Recovered doesn't mean that a patient immediately returns to feeling healthy. Hota said that many of his patients feel tired and still have a lingering cough even if they meet the recovery criteria: "Recovery ... can take some time," Hota said.

It can take several weeks to fully recover from illness caused by the novel coronavirus, Dr. Mike Ryan, executive director of the World Health Organization's Health Emergencies Programme, said during a briefing in Geneva in early March.

"It takes anything up to six weeks to recover from this disease," Ryan said. "People who suffer very severe illness can take months to recover from the illness."

Ryan added that recovery is often measured as the patient no longer exhibiting symptoms and having two consecutive negative tests for the virus at least one day apart -- but some countries may measure "recovery" differently.
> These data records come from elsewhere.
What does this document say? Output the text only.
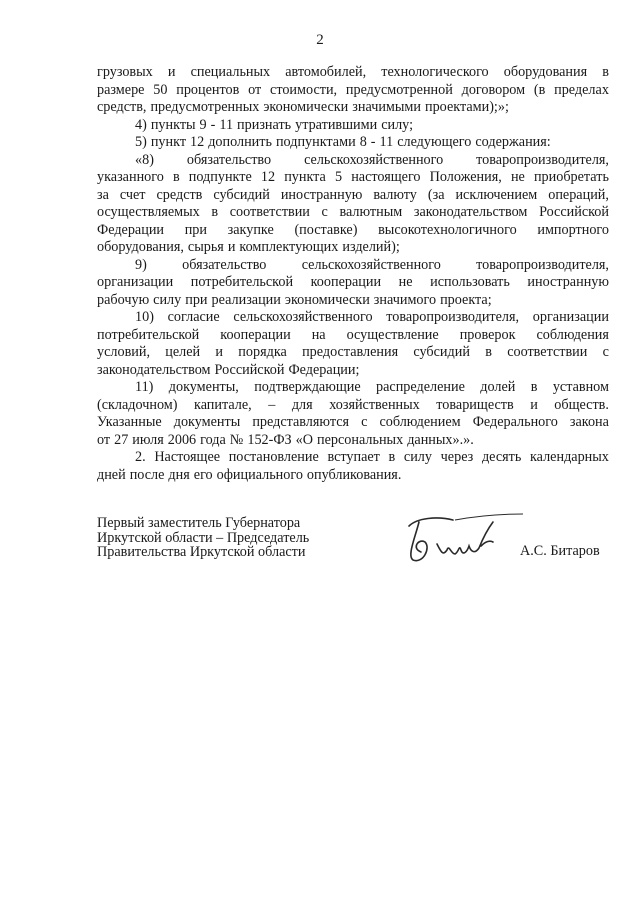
2
грузовых и специальных автомобилей, технологического оборудования в
размере 50 процентов от стоимости, предусмотренной договором (в пределах
средств, предусмотренных экономически значимыми проектами);»;
4) пункты 9 - 11 признать утратившими силу;
5) пункт 12 дополнить подпунктами 8 - 11 следующего содержания:
«8) обязательство сельскохозяйственного товаропроизводителя,
указанного в подпункте 12 пункта 5 настоящего Положения, не приобретать
за счет средств субсидий иностранную валюту (за исключением операций,
осуществляемых в соответствии с валютным законодательством Российской
Федерации при закупке (поставке) высокотехнологичного импортного
оборудования, сырья и комплектующих изделий);
9) обязательство сельскохозяйственного товаропроизводителя,
организации потребительской кооперации не использовать иностранную
рабочую силу при реализации экономически значимого проекта;
10) согласие сельскохозяйственного товаропроизводителя, организации
потребительской кооперации на осуществление проверок соблюдения
условий, целей и порядка предоставления субсидий в соответствии с
законодательством Российской Федерации;
11) документы, подтверждающие распределение долей в уставном
(складочном) капитале, – для хозяйственных товариществ и обществ.
Указанные документы представляются с соблюдением Федерального закона
от 27 июля 2006 года № 152-ФЗ «О персональных данных».».
2. Настоящее постановление вступает в силу через десять календарных
дней после дня его официального опубликования.
Первый заместитель Губернатора
Иркутской области – Председатель
Правительства Иркутской области	А.С. Битаров
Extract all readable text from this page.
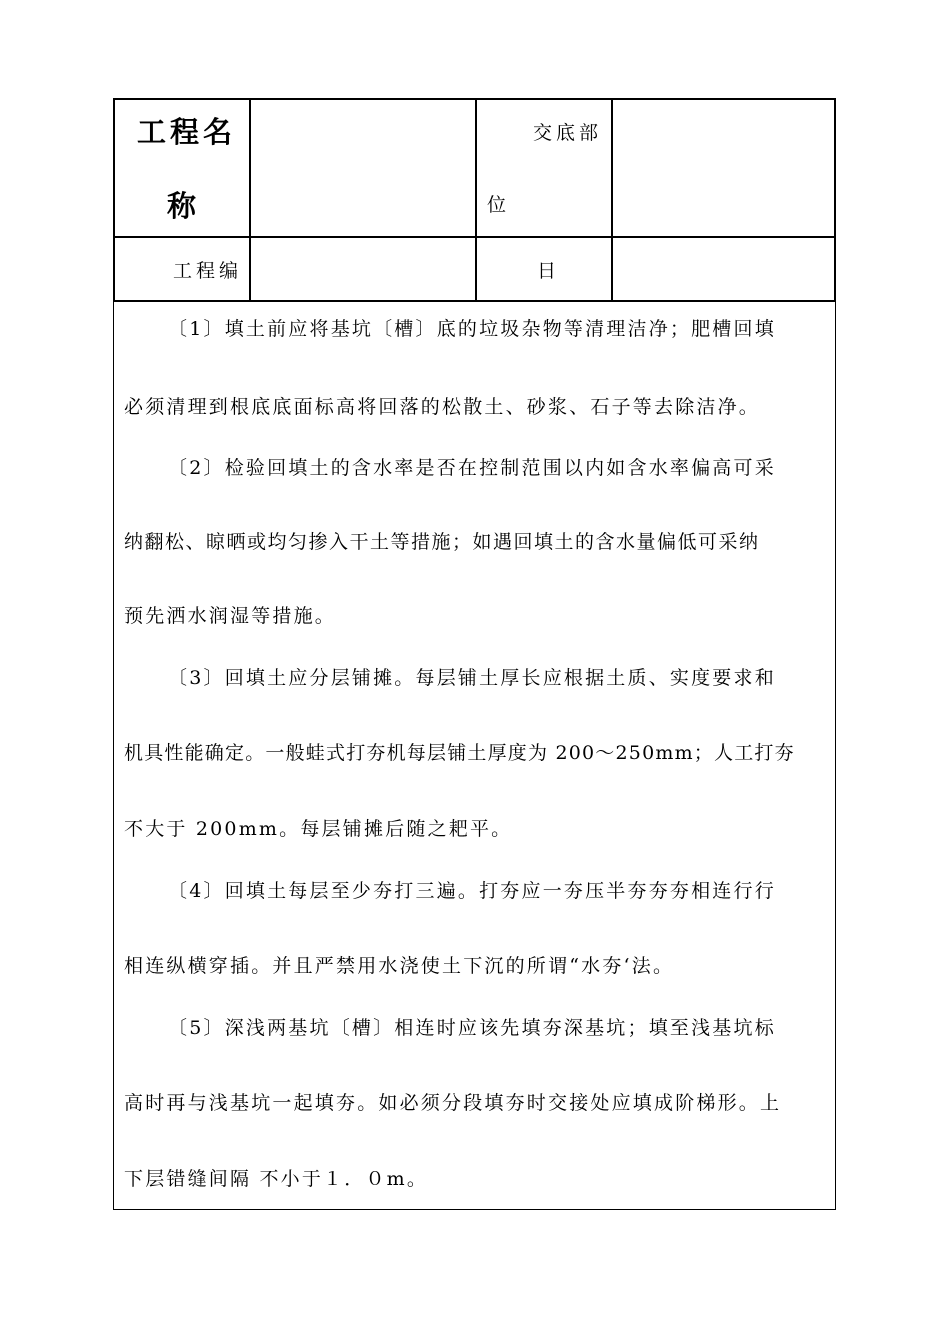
工程名
称
交底部
位
工程编	日
〔1〕填土前应将基坑〔槽〕底的垃圾杂物等清理洁净；肥槽回填
必须清理到根底底面标高将回落的松散土、砂浆、石子等去除洁净。
〔2〕检验回填土的含水率是否在控制范围以内如含水率偏高可采
纳翻松、晾晒或均匀掺入干土等措施；如遇回填土的含水量偏低可采纳
预先洒水润湿等措施。
〔3〕回填土应分层铺摊。每层铺土厚长应根据土质、实度要求和
机具性能确定。一般蛙式打夯机每层铺土厚度为 200～250mm；人工打夯
不大于 200mm。每层铺摊后随之耙平。
〔4〕回填土每层至少夯打三遍。打夯应一夯压半夯夯夯相连行行
相连纵横穿插。并且严禁用水浇使土下沉的所谓“水夯‘法。
〔5〕深浅两基坑〔槽〕相连时应该先填夯深基坑；填至浅基坑标
高时再与浅基坑一起填夯。如必须分段填夯时交接处应填成阶梯形。上
下层错缝间隔 不小于１．０m。
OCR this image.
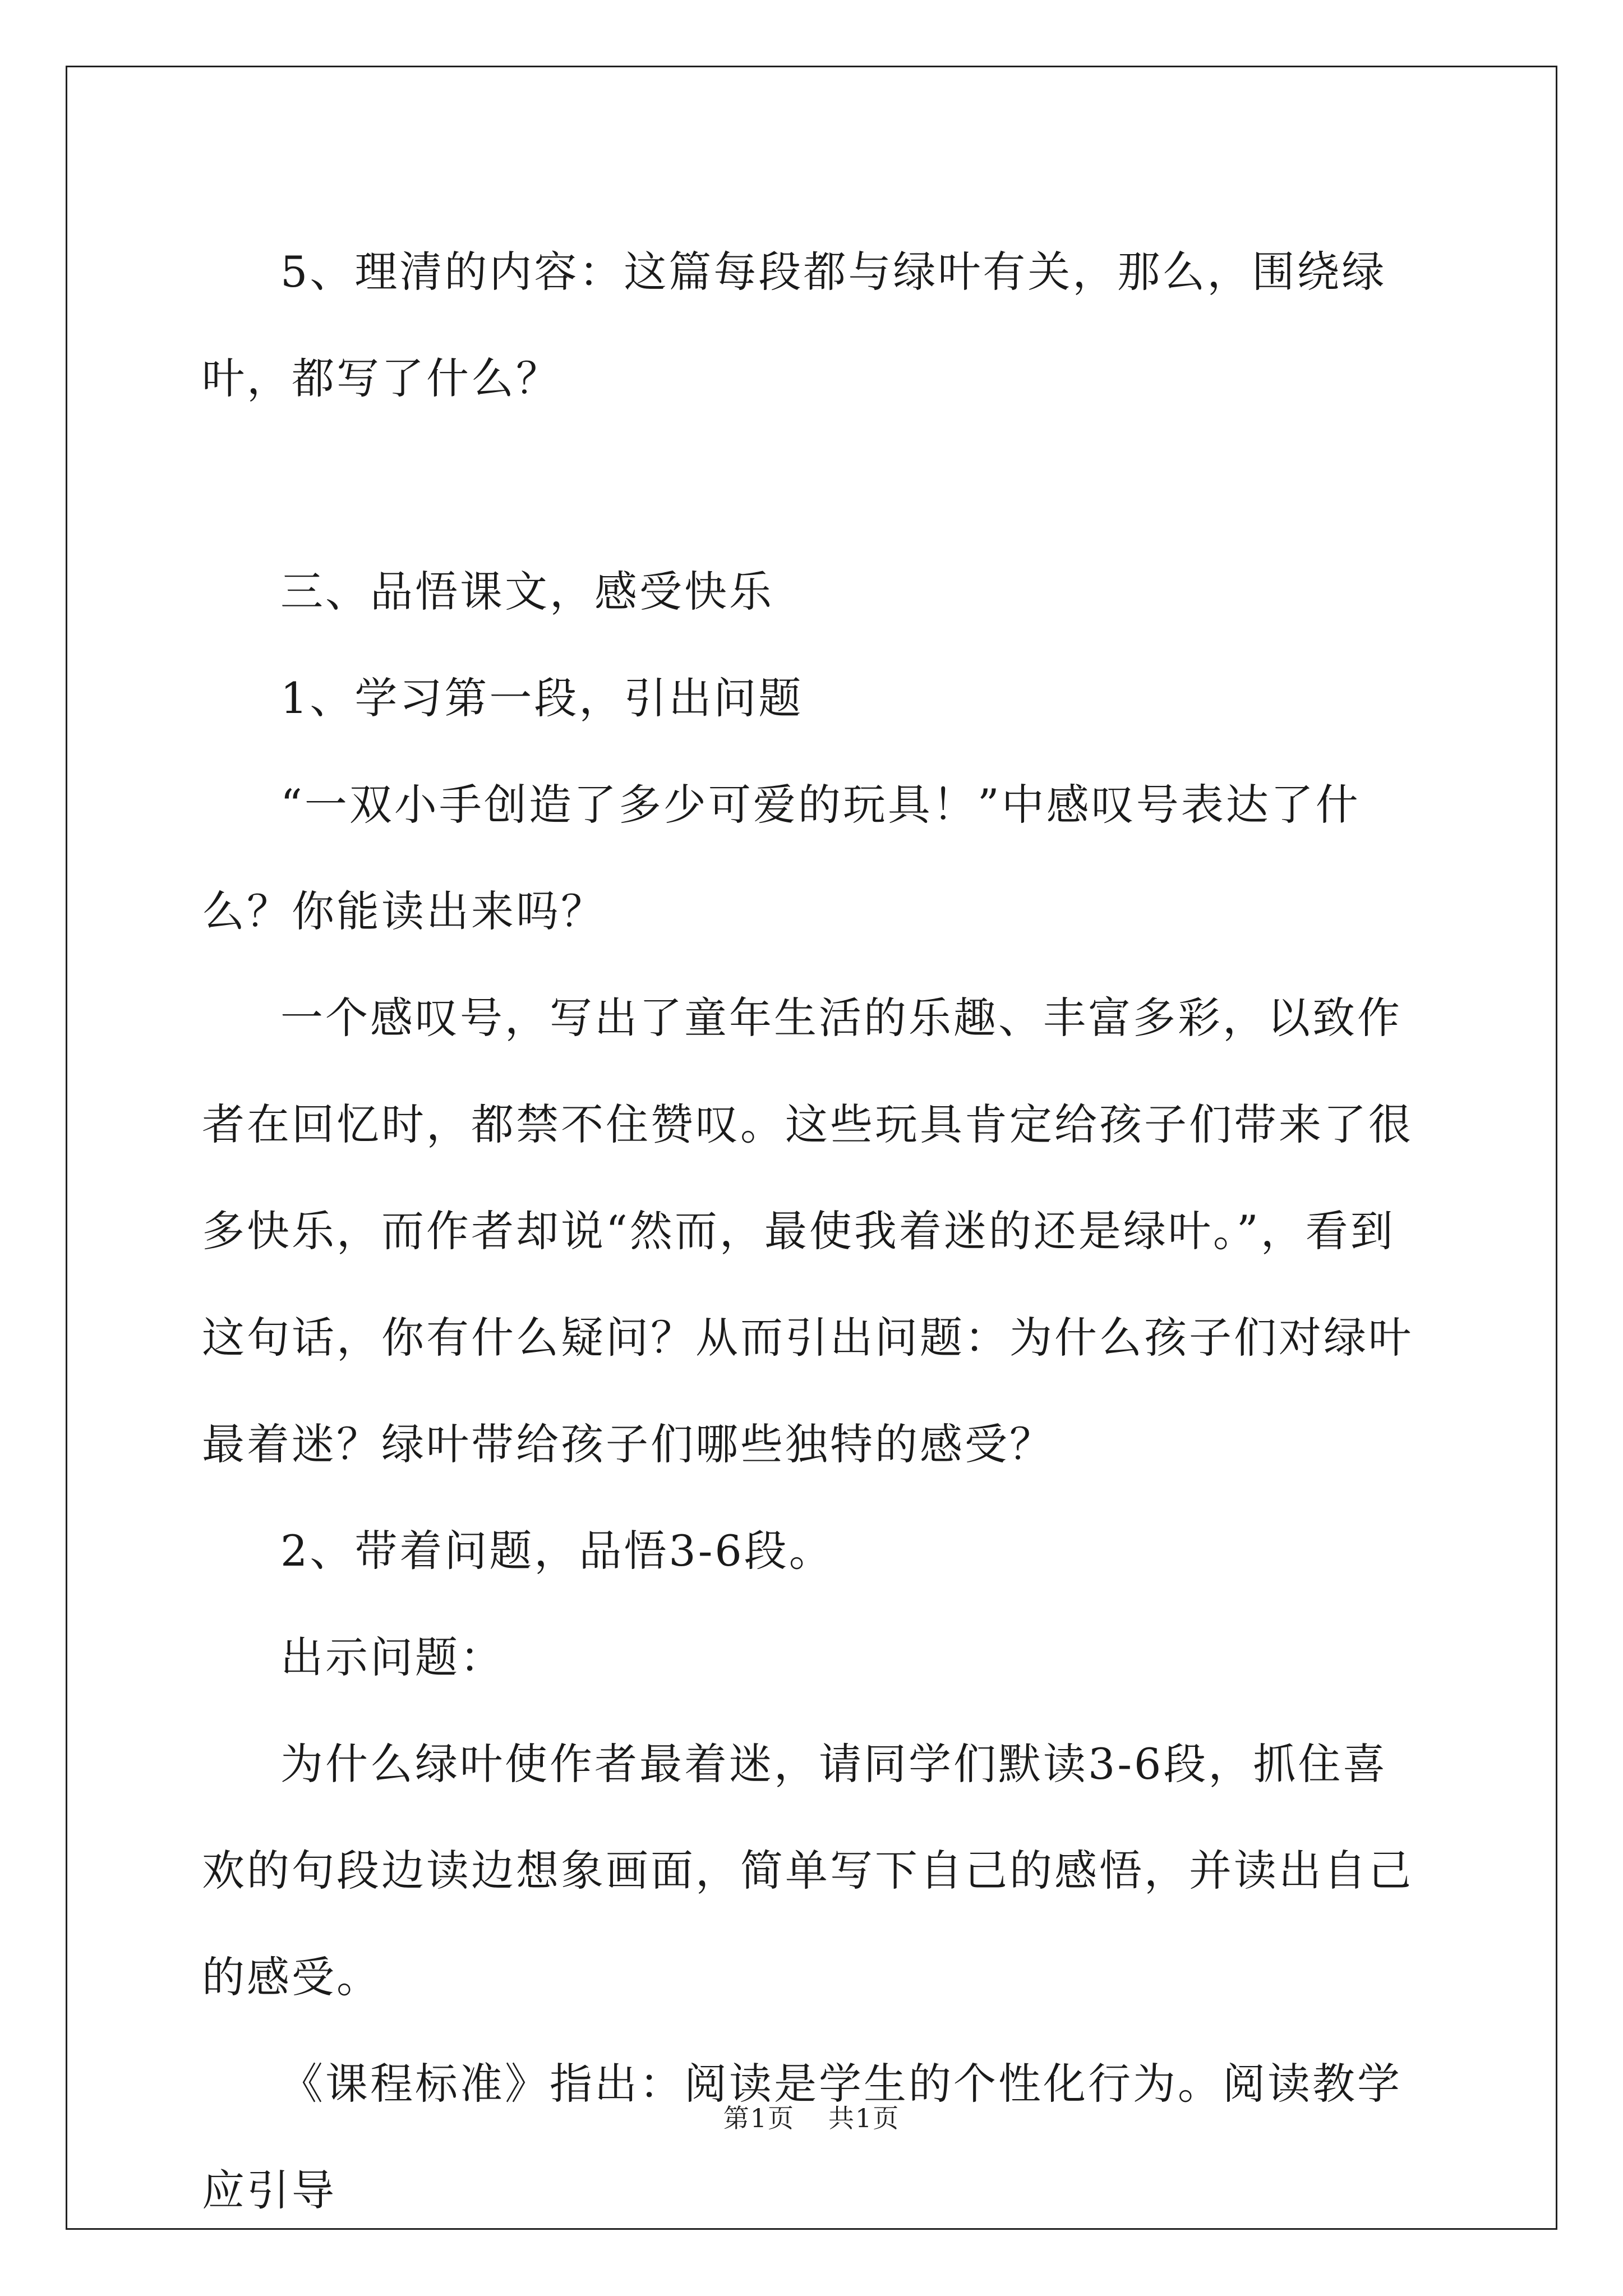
5、理清的内容：这篇每段都与绿叶有关，那么，围绕绿叶，都写了什么？

三、品悟课文，感受快乐

1、学习第一段，引出问题

“一双小手创造了多少可爱的玩具！”中感叹号表达了什么？你能读出来吗？

一个感叹号，写出了童年生活的乐趣、丰富多彩，以致作者在回忆时，都禁不住赞叹。这些玩具肯定给孩子们带来了很多快乐，而作者却说“然而，最使我着迷的还是绿叶。”，看到这句话，你有什么疑问？从而引出问题：为什么孩子们对绿叶最着迷？绿叶带给孩子们哪些独特的感受？

2、带着问题，品悟3-6段。

出示问题：

为什么绿叶使作者最着迷，请同学们默读3-6段，抓住喜欢的句段边读边想象画面，简单写下自己的感悟，并读出自己的感受。

《课程标准》指出：阅读是学生的个性化行为。阅读教学应引导

第1页 共1页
Also, confirming recovery can differ from confirming whether someone is still carrying the virus -- and that's where some confusion may emerge.

How long can the virus linger in the body?

Estimates have ranged regarding how long the novel coronavirus may linger in the body.

One paper published in the medical journal JAMA in February tracked the recovery of four medical professionals in Wuhan, China, who were confirmed to have Covid-19. One was hospitalized and the three others were quarantined, but they were all treated at Zhongnan Hospital of Wuhan University in January and February.

The paper found that traces of the novel coronavirus still could be detected in all four patients up to 13 days after their symptoms had ended and they met criteria for hospital discharge or discontinuation of quarantine.

"Further studies should follow up patients who are not health care professionals and who have more severe infection after hospital discharge or discontinuation of quarantine," the researchers wrote in that paper.

A separate study , published in The Lancet medical journal in March, found that the virus might be detected for up to 37 days in patients who recover from COVID-19. That study included data on 191 Covid-19 patients in Wuhan who had either been discharged from the hospital or died by the end of January.

The data showed that among the survivors, the median duration of which the virus could be detected was 20 days from the onset of their illness. The shortest observed duration of viral shedding among survivors was eight days and the longest was 37 days, the researchers found.

Among those who died, the researchers found that "the virus was continuously detectable until death." The researchers wrote in the study, "sustained viral detection in throat samples was observed in both survivors and non-survivors."

Overall, Rush University Medical Center's Hota, who was not involved in either study, has cautioned against thinking someone who tests positive for the virus is also infectious.

The CDC notes that Covid-19 is thought to spread mainly through close contact between people in respiratory droplets, such as droplets that come from coughs or sneezes. While people who are infected often have symptoms of illness, the CDC warns that some people without symptoms also may be able to spread the virus.

Specifically, testing "doesn't give you any information if that virus is what we call viable or can live and can cause subsequent infections," Hota said. "So the testing can detect the genetic material, but it doesn't mean that somebody's necessarily still infectious."